On Aug. 23, Jan Martin gave a demonstration of her ability to influence outcomes. The president pro tem of City Council had worked for two years to persuade her peers on council, and the community, that it was time to convert city-owned Memorial Hospital into a nonprofit so that it could partner with other health care organizations.
At stake that afternoon: a measure to go on the ballot in November that would allow such an alliance. Six of the nine Council members were in their first term. The measure faced opposition from a number of city leaders, including the mayor.
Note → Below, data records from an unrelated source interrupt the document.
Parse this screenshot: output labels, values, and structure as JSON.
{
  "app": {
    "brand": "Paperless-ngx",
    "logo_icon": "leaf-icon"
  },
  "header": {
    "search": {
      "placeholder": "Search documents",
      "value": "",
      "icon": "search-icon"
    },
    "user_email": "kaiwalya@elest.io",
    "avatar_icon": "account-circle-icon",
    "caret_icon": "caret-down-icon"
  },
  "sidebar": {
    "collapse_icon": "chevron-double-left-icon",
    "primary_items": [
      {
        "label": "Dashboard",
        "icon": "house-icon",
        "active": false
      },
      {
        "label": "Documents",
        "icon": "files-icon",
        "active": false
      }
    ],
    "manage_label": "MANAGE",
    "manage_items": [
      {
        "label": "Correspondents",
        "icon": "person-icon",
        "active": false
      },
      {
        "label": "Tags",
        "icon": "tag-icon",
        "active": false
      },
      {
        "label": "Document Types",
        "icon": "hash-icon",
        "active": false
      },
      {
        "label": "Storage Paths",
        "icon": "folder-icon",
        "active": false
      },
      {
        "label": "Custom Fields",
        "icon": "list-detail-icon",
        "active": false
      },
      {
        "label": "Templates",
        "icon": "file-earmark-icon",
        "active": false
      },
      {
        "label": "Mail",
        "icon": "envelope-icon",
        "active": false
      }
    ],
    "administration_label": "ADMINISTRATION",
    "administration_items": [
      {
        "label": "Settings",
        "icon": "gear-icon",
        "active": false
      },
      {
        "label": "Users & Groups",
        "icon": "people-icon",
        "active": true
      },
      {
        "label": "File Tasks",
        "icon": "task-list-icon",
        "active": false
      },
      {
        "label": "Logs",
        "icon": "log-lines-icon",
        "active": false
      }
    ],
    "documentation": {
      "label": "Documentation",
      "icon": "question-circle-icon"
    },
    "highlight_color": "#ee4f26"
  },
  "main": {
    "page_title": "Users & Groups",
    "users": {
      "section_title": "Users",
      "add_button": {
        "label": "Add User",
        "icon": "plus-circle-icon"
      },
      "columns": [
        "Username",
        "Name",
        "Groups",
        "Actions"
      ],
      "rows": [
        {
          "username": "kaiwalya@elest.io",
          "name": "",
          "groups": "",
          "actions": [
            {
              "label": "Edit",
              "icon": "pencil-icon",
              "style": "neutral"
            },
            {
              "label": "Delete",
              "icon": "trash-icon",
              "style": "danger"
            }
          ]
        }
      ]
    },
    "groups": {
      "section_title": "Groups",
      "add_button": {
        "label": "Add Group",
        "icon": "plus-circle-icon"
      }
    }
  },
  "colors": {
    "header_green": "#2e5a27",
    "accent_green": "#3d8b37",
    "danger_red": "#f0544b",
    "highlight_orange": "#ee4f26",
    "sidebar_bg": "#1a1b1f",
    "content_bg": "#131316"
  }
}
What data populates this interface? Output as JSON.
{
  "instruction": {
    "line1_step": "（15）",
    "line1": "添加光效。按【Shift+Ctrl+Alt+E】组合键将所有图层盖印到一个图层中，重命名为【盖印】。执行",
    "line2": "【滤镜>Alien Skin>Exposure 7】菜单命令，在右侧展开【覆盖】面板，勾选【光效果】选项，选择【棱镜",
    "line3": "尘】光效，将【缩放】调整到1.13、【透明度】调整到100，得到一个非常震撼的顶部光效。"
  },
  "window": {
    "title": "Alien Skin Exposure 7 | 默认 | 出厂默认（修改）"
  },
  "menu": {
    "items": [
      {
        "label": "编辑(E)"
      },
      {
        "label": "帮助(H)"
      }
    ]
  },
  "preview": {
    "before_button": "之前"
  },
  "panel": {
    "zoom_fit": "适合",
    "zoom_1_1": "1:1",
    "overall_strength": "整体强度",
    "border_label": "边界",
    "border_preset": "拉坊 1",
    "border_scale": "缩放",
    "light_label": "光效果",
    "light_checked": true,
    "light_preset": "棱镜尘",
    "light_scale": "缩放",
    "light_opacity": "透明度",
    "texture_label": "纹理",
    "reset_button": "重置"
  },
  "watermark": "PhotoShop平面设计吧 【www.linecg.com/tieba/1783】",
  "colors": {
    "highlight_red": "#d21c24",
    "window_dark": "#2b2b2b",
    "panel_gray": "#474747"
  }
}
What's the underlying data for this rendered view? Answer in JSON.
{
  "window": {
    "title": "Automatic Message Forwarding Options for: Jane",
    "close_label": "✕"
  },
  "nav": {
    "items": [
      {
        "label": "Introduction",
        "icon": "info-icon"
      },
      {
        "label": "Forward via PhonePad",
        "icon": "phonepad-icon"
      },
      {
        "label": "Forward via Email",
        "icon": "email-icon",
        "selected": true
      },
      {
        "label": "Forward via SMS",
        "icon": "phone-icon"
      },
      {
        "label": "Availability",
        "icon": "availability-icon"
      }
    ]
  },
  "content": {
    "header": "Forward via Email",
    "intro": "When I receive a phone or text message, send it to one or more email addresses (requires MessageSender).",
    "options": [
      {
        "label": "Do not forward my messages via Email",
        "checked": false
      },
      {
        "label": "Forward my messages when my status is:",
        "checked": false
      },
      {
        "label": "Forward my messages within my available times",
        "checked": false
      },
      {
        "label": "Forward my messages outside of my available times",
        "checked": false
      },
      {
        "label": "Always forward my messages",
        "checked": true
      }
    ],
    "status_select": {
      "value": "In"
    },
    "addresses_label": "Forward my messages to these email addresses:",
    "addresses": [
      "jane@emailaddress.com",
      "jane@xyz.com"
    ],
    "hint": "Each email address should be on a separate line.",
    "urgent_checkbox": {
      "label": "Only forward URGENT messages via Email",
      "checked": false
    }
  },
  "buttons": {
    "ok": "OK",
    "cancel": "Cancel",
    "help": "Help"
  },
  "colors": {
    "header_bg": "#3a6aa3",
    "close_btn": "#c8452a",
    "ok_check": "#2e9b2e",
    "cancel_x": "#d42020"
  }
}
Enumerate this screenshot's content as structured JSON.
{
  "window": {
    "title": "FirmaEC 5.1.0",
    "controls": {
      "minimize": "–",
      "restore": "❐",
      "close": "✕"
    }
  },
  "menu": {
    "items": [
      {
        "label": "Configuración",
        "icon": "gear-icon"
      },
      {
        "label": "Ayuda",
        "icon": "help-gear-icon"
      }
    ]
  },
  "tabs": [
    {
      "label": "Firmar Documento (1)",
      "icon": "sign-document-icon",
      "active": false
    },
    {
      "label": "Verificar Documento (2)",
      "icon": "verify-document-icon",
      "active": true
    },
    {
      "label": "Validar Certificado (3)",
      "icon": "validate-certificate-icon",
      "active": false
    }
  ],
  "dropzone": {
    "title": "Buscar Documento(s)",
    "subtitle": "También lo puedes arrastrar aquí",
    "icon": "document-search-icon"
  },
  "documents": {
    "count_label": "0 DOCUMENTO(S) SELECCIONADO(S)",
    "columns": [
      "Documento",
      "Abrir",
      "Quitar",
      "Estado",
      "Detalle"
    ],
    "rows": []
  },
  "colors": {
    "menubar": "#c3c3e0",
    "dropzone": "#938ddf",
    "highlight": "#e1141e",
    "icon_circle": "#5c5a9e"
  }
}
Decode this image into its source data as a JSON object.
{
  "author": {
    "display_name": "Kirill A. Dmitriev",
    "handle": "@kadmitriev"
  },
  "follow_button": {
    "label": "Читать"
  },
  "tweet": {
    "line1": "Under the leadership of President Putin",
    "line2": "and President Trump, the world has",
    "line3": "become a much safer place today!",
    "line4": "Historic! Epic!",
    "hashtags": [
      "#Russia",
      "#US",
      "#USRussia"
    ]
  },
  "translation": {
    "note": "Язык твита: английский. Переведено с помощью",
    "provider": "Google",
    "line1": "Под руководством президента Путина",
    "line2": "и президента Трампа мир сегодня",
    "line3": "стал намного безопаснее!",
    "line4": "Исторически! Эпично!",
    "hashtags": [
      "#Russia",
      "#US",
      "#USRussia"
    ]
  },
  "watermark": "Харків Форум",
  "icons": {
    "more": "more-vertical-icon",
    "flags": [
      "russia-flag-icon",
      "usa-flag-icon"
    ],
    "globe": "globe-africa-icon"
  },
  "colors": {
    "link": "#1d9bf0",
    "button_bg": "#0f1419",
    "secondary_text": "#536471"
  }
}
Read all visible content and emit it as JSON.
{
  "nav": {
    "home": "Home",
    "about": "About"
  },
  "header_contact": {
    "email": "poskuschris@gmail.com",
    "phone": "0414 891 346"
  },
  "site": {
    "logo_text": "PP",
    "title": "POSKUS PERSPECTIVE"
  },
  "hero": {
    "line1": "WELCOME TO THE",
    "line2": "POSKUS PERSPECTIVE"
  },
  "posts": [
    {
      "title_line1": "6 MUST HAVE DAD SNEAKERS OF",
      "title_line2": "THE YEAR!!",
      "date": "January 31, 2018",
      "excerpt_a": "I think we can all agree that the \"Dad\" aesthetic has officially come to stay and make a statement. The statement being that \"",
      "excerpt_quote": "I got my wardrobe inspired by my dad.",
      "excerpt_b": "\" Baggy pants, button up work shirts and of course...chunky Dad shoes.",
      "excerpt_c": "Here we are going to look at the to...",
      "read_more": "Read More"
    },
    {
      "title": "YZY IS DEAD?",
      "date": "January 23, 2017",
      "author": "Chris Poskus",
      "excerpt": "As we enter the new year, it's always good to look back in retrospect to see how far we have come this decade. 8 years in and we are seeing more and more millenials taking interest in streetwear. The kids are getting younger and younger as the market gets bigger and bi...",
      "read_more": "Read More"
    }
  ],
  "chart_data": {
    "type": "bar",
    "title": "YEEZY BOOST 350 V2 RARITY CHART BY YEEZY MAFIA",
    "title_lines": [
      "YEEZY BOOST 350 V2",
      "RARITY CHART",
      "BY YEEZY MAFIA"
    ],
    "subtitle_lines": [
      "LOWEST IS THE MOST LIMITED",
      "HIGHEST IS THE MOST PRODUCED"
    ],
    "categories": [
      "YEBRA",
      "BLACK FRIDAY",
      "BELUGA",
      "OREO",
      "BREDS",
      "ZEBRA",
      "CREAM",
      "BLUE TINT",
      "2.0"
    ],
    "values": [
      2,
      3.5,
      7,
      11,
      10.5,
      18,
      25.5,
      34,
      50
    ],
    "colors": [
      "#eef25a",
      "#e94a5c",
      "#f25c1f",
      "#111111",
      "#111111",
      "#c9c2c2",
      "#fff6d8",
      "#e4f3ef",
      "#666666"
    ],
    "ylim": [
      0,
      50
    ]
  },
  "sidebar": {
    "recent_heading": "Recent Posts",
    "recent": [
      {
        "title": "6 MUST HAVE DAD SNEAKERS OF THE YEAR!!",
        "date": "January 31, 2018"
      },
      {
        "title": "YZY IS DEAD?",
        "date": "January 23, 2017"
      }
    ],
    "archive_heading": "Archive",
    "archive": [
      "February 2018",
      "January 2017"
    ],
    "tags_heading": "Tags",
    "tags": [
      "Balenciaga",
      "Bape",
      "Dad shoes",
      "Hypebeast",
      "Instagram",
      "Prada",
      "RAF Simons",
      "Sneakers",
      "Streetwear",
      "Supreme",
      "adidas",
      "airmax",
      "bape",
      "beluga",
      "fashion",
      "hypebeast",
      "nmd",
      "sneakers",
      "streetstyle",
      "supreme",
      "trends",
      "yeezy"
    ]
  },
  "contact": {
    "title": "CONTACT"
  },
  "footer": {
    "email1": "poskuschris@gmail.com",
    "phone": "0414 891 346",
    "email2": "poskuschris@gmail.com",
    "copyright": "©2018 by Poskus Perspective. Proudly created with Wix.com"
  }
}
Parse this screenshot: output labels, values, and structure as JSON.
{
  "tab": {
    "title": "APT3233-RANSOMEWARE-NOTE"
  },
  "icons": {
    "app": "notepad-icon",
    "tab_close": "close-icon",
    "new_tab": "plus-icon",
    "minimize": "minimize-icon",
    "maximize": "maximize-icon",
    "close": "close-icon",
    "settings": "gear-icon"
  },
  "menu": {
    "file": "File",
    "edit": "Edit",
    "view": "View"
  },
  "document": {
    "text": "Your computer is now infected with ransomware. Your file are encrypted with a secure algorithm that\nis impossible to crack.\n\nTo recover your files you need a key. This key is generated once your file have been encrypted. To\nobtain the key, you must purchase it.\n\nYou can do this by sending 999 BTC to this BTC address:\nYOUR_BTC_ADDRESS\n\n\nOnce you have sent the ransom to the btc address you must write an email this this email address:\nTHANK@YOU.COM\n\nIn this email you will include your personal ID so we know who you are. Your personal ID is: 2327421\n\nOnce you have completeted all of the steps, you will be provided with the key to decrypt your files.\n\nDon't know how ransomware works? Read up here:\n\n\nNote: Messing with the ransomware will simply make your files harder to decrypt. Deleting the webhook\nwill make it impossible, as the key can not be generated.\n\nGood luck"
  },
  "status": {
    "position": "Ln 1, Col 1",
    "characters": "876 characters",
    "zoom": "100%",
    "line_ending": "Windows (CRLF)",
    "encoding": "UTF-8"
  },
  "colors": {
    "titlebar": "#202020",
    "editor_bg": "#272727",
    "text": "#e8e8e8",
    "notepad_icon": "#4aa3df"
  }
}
Council Chambers were packed with citizens there to have their say.
Despite the tension and the pressure, the measure passed.
The next day, Martin, in victory, was characteristically understated. “When you put nine Council members on a dais with TV cameras, lights and an emotionally packed room, you never know how people will react. But, we stayed pretty focused on the issue yesterday and were able to reach a compromise where the majority of people seemed OK at the end. The important thing is the issue is moving forward with a timeline in place.”
The hospital issue illustrates Martin’s persuasive style, her focus on the benefits to the community. “I spent a lot of time with the six new members, just bringing them up to speed on the issue. I can’t help but encourage them to my way of thinking. But all I asked was an informed vote.”
Martin’s a native of the Springs who worked summers in high school and college in her dad’s Buick dealership. Today, she owns her own business, the Martin Business Group, specializing in information systems and business training.
Her true passion is serving her community, and mentoring future community leaders. She’s mentored many a Rising Professional through the Chamber of Commerce, and takes great satisfaction in their success. Her position on Council — she’s in her second four-year-term — has offered her an opportunity to work for legislation that will keep the Springs moving forward.
“When I ran the first time I had no idea we’d run into the worst downturn in years,” she says. “But you do what you have to to keep the city healthy.